Commerce Minister Paul Goldsmith yesterday announced a consultation period for the public to comment on the fees.

But in an interview with POLITIK, he was clearly wary of agreeing to any regulation.

“My basic instinct would be to say we expect competition to keep prices under control

“And if you are in an area of rapid innovation and technological change you want to be pretty cautious about regulating in case you end up stifling innovation.

“But we do want to ensure that New Zealand consumers aren’t ultimately paying over the odds for using the fundamental payment system that we have.”

But Goldsmith’s caution contrasts with advice from the Commerce Commission in 2013 after it inquired into the fees and concluded that it was not able to address anything other than breaches of the Commerce Act and so alternative regulatory intervention might be required.

Then in February this year  Treasury wrote to Goldsmith expressing concerns about the level of credit card merchant payments to banks.

“The Treasury agrees with the Ministry of Business Innovation and Employment’s judgement that the case for regulation in New Zealand needs to be investigated, given that market forces appear unlikely to drive more efficient outcomes absent government intervention,” their letter said.

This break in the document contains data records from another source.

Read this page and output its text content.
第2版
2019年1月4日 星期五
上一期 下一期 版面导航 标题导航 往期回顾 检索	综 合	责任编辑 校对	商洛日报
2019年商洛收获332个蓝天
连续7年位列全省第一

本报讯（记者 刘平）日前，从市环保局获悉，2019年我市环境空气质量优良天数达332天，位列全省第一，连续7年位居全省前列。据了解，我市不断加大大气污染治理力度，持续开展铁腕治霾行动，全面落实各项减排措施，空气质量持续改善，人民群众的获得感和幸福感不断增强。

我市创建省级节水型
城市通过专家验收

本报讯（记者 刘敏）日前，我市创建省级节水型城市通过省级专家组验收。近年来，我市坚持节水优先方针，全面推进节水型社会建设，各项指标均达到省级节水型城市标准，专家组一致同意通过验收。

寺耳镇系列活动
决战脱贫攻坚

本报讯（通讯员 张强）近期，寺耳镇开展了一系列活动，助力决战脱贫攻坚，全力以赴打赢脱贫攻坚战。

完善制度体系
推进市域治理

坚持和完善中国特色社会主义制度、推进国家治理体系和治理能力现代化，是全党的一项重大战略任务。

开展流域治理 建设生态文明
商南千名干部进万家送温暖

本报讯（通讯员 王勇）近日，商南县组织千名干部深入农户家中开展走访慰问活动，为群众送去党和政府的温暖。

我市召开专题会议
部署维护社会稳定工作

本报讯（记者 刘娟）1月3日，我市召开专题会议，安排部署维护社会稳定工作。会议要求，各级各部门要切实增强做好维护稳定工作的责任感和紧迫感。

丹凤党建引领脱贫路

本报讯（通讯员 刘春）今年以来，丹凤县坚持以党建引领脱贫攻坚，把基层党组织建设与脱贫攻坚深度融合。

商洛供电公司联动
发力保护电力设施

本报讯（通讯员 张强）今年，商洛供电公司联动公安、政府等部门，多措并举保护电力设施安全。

Goldsmith is known as one of the Government “driest” Ministers, favouring free market solutions to most issues.


And it’s clear that’s the approach he is taking on the credit card fees.

He says that regulation can lead to unintended consequences.

“It’s (banking) a complex system.

“You might put a cap on a particular fee, but other fees somewhere else in the system could go up and so what the overall outcome of what you do is not straightforward.

“In general with regulations you’ve got to be very, very careful that whatever regulations you bring in will have a reaction of some sort and to try and work out what is; what the overall cost will be and the consequences of that is the purpose of good regulation.”

So  Goldsmith has released an issues paper on the payments, and  public consultation will run until 13 December 2016.

However, he is in favour of greater transparency on the fee component of retail payments.

“The question is making that easy to understand and transparent, and there is a good case for looking at that.”